CA BASTIA (ch. civ. B), 8 juillet 2015
CERCLAB - DOCUMENT N° 5230
CA BASTIA (ch. civ. B), 8 juillet 2015 : RG n° 13/00928
Publication : Legifrance
Extrait : « Qu’en application de l’article 2307 du même code, cette subrogation lui permet de disposer d’un recours pour le tout à l’encontre de chacun des locataires cautionnés lorsqu’ils étaient tenus solidairement envers le bailleur ; Que dès lors, l’article 6 du contrat Loca Pass prévoyant qu’« en cas de pluralité de locataires, ceux-ci sont solidairement et indivisiblement responsables de l’exécution de tous les engagements contractés aux termes des présentes de sorte que la signature de l’un d’entre eux les engagera tous solidairement et indivisiblement » n’a pas vocation à s’appliquer ici, qu’il ne concerne que les cas de recours personnels de la caution et non les recours subrogatoires ; Que le recours de l’Association Solendi à l’encontre des locataires ne repose donc non pas sur cette clause mais bien sur le contrat de bail et l’acte de cautionnement de sorte que la caution se trouve subrogée dans les droits du bailleur envers qui il n’est pas contesté que les locataires sont tenus solidairement ;
Attendu que M. X. a quitté le logement avant le terme du bail, qu’il ne ressort pas des éléments produits aux débats que le bailleur ait conclu avec Mme Y. seule un nouveau bail de nature à le libérer de toute obligation et que le procès-verbal de conciliation établit le 31 janvier 2012 lors de la procédure de saisie des rémunérations s’analyse comme un accord dans le cadre du règlement amiable de la dette sans pouvoir être considéré comme un acquiescement univoque de la part de la société Logirem à la volonté de M. X. de se soustraire à l’obligation de solidarité stipulé au bail initial ;
Qu’au regard de l’ensemble de ces éléments, le jugement de première instance sera infirmé et il sera jugé que M. X. et Mme Y. devront être tenus solidairement des sommes dues ».
RÉPUBLIQUE FRANÇAISE
AU NOM DU PEUPLE FRANÇAIS
COUR D’APPEL DE BASTIA
CHAMBRE CIVILE B
ARRÊT DU 8 JUILLET 2015
ÉLÉMENTS D’IDENTIFICATION DE LA DÉCISION (N.B. : mention ne figurant pas sur l’original)

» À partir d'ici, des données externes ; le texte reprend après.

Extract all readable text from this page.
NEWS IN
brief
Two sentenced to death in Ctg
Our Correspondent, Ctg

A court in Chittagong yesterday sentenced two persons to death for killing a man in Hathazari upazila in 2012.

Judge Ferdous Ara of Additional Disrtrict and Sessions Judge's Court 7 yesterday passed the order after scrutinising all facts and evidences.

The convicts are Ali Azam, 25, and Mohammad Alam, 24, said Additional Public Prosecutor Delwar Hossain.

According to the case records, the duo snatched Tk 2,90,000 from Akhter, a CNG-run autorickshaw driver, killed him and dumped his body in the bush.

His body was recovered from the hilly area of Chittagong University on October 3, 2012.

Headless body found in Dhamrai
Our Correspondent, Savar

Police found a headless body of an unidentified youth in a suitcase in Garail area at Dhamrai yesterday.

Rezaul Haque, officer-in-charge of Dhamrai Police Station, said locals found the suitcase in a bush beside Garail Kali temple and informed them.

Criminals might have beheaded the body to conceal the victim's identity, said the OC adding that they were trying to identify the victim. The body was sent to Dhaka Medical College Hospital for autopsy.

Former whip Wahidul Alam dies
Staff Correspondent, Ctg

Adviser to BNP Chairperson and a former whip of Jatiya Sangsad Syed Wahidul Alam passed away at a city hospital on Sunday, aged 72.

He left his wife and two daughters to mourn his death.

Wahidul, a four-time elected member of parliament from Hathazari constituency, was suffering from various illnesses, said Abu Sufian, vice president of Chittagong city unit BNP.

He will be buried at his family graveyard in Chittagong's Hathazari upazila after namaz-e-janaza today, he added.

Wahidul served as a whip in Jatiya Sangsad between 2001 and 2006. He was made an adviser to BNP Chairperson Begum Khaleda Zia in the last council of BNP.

R.G. n° 13/00928 C. Décision déférée à la Cour : Jugement Au fond, origine Tribunal d’Instance de BASTIA, décision attaquée en date du 16 septembre 2013, enregistrée sous le n° 1113000056.
APPELANTE :
ASSOCIATION SOLENDI
agissant poursuites et diligences de son président domicilié en cette qualité au siège social [adresse], ayant pour avocat Maître Nelly LABOURET, avocat au barreau de BASTIA
INTIMÉS :
M. X.
c/ o Madame X. [adresse]
, ayant pour avocat Maître Jocelyne COSTA, avocat au barreau de BASTIA (bénéficie d’une aide juridictionnelle Partielle numéro 2013/XX du [date] accordée par le bureau d’aide juridictionnelle de BASTIA)
Mme Y.
défaillante
COMPOSITION DE LA COUR : L’affaire a été débattue à l’audience publique du 11 mai 2015, devant la Cour composée de : Mme Gisèle BAETSLE, Président de chambre, Mme Laetitia PASCAL, Conseiller, Mme Marie BART, Vice-Président placé près M. le Premier Président, qui en ont délibéré.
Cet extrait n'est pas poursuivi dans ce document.